“Key to Success – When playing outside Asia, score more than 280, since India loses 73% of the matches defending lower scores”.
I was immediately mesmerized by this kind of definitive predictions before each innings of the Cricket World Cup matches on ESPN. While I marveled the data science behind this, my thoughts wandered back to the early days of cricket statistics provided by Wisden.
Since first appearing in early 1800’s to almost until 1980’s, when the first One Day Internationals were played, the Wisden’s yearly publication of facts and figures was the only source of curated cricketing data. And this served its purpose well; it allowed bookies and patrons determine player batting averages and determining the betting odds!
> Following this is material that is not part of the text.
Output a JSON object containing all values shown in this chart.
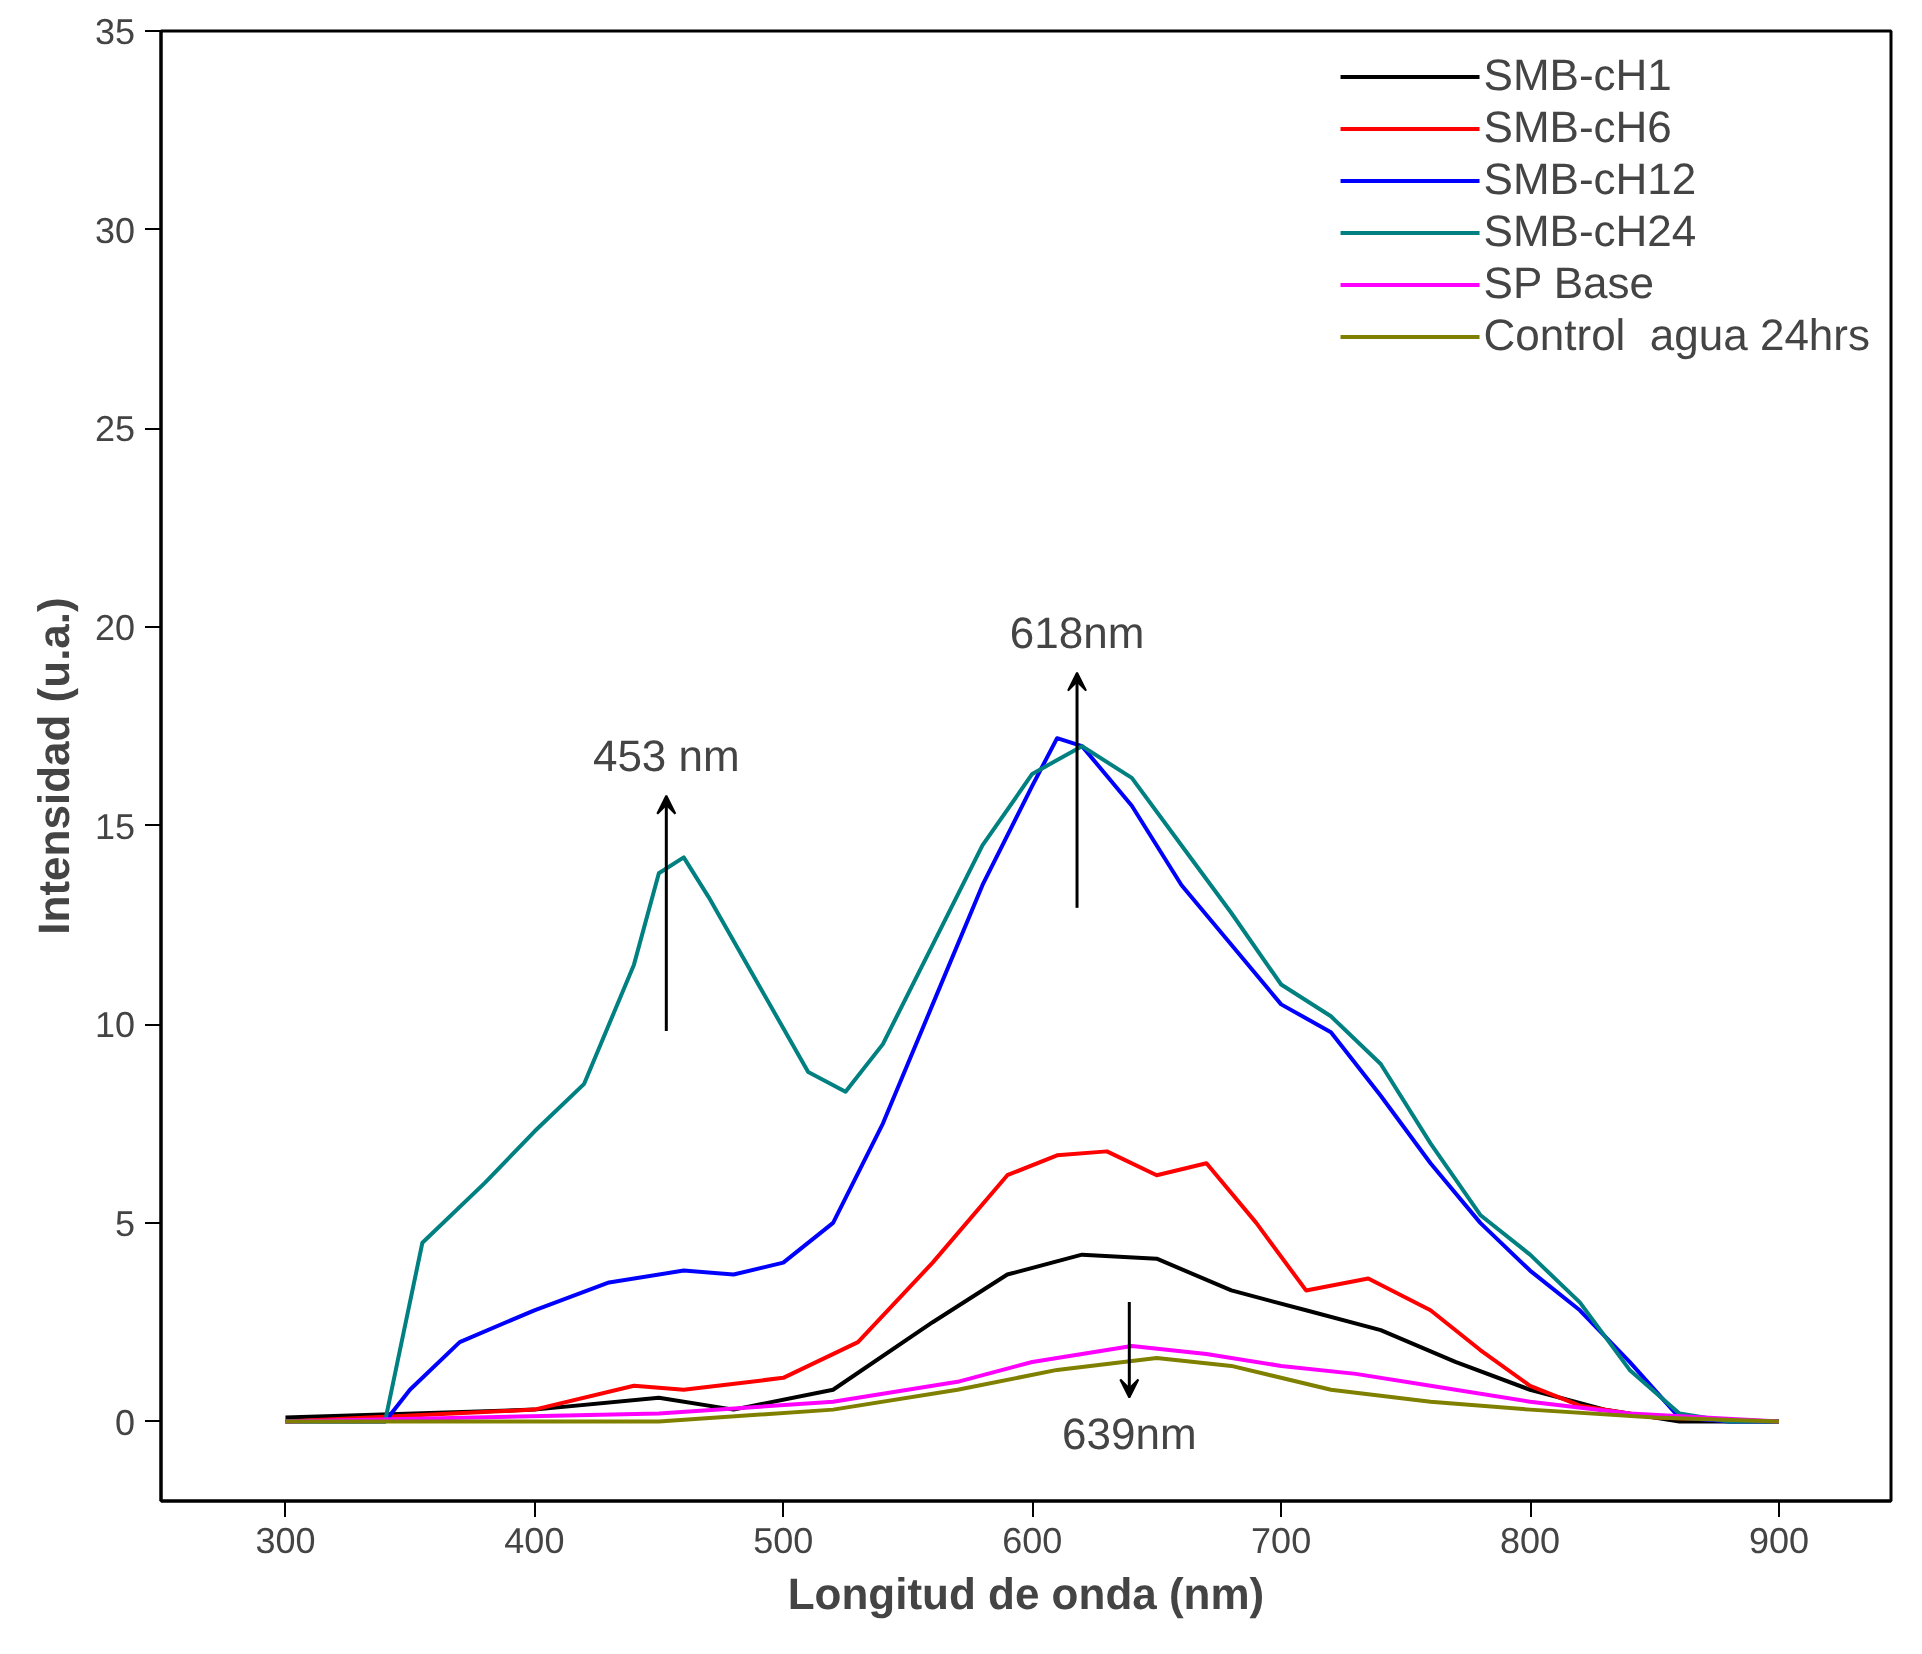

As cricket game shortened from five days to one, so did the need to wait for statistics. By the 1980’s one had access to cricket information as the batsman walked in to bat – how many centuries, how many matches, batting average, number of ducks scores etc., were displayed on television sets all over. This served it purpose to infuse interest and excitement to the modern game.
Along with the aggressive Australian style of play, came the need for aggressive responses. Static information gave way to actionable insights in the 1990’s. As the match progresses, one was treated to an array of graphical analysis – Manhattans (histograms), Worms (line graphs), that showed information ball-by-ball, run-by-run and wicket-by-wicket. Was the team chasing making as many runs per over as the opposition had? Should they send in a pinch hitter? Were they losing too many wickets? Should they send in someone to steady the innings? Was the run rate too high, must the fielding side bring back the seamers? Actionable insights provided captains and arm-chair experts the information needed to turn the game!
Come 2015, actionable insights is barely enough; armed with terabytes of data from cricket matches played on every continent and every condition against every opposition, captains and viewers alike now have the keys to successes, long before the match is played. This allows captains to select the right opening pair, the right batsman to bowler combination, and select the appropriate playing eleven – not based on instinct alone, but backed by data.
Later this year, I saw similar predictive analytics applied to other sports including the Wimbledon and the US Open. However, I suspect no one predicted Serena’s loss!
If this is what predictive data analytics can do for sport, imagine what it can do for your business! Does it help to know when a customer is likely to buy and what he/she is likely to buy? Can you plan your procurement processes against this insight? If you knew that you were about to have an unhappy customer, what would you differently?
Importantly, now that you have the predictive insights, are your business processes agile and nimble to adapt and respond?